Personal information
- Nationality: German
- Born: 13 September 1950 Bergisch Gladbach, West Germany
- Died: 21 May 2021 (aged 70)

Sport
- Sport: Sprinting
- Event: 200 metres

Medal record
Men's athletics
Representing West Germany
European Championships
| Silver medal – second place | 1974 Rome | 200 m |

= Manfred Ommer =

German sprinter (1950–2021)

Manfred Ommer (13 September 1950 – 21 May 2021) was a German sprinter. He competed in the men's 200 metres at the 1972 Summer Olympics representing West Germany.

==Life==
At the 1971 European Athletics Championships, he was eliminated with the 4 × 100 metres relay in the final (loss of baton). In 1972 he became German champion over 100 and 200 meters. At the 1972 Summer Olympics in Munich he retired in the 200 metres run in the semifinals. Ommer - a member of the relay - was the only German athlete who did not compete after the Munich massacre at the 1972 Summer Olympics in Munich. In 1974 he was German champion over 100 and 200 meters again. His greatest success is the silver medal with 20.76s in the 200 metres run at the 1974 European Athletics Championships. In the 100 metres run he was in 10.36s sixth, the relay was disqualified. In 1977 he confessed to doping with Dianabol. In the newly emerging doping discussion in 2013 after submission of the final report of the anti-doping commission, he accused the Freiburg physician Armin Klümper: Klümper was the largest doper on this planet.

Manfred Ommer belonged to the sports club Bayer 04 Leverkusen. In his active time he was 1.77 m tall and weighed 71 kg.

From 1986 until March 8, 1994, Ommer was president of the German soccer club FC 08 Homburg in Homburg, Saarland. Ommer led this into the Bundesliga and made headlines in 1987 when he signed the condom manufacturer London as the main sponsor for the club. The DFB banned advertising on the jersey, imposed a fine and threatened Homburg with a point deduction.
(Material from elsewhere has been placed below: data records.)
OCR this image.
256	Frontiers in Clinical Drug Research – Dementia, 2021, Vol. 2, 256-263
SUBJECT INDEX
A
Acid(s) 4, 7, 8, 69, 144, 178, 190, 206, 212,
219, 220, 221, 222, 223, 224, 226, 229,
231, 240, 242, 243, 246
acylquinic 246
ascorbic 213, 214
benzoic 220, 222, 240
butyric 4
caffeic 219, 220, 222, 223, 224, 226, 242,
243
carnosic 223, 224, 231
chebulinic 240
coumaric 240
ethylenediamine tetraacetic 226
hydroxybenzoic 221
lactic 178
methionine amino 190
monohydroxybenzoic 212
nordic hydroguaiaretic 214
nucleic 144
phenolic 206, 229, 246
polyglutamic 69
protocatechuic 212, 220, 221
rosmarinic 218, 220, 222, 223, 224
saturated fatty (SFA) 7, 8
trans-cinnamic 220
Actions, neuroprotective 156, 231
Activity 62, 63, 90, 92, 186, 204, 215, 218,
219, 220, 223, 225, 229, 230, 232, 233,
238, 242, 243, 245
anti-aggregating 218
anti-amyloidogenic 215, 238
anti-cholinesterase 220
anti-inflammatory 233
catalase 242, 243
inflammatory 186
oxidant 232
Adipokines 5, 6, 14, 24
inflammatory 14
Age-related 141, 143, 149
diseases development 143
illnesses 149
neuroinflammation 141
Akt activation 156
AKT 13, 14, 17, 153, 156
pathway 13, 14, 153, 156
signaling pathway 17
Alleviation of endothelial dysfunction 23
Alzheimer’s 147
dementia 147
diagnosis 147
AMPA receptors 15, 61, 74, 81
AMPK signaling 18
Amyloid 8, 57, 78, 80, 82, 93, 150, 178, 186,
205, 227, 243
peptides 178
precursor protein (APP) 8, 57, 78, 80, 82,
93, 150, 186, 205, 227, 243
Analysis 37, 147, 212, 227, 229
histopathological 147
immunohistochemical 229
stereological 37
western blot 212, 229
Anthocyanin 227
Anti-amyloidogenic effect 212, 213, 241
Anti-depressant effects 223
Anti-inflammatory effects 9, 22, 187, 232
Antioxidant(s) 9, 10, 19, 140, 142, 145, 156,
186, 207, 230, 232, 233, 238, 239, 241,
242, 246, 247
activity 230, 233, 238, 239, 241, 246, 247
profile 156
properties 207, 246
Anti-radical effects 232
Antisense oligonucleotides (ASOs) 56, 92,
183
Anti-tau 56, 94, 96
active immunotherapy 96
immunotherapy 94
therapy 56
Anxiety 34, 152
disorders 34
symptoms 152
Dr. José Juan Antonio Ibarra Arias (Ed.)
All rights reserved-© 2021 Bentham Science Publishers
In 1988, Ommer was active in investment consulting with 17 of his own companies after dropping out of his law degree after seven semesters.

Ommer also caused a stir with the so-called "Ommer model". The business idea behind this was to collect money in various funds in order to buy players, which would be passed on to clubs for a kind of leasing fee. Some of the players financed in this way ended up in Homburg. The model has often been viewed as a "slave trade".
At Rot-Weiss Essen, Ommer was a member of the board of directors.
Ommer suffered from Parkinson's disease as he aged and died on 21 May 2021 at the age of 70.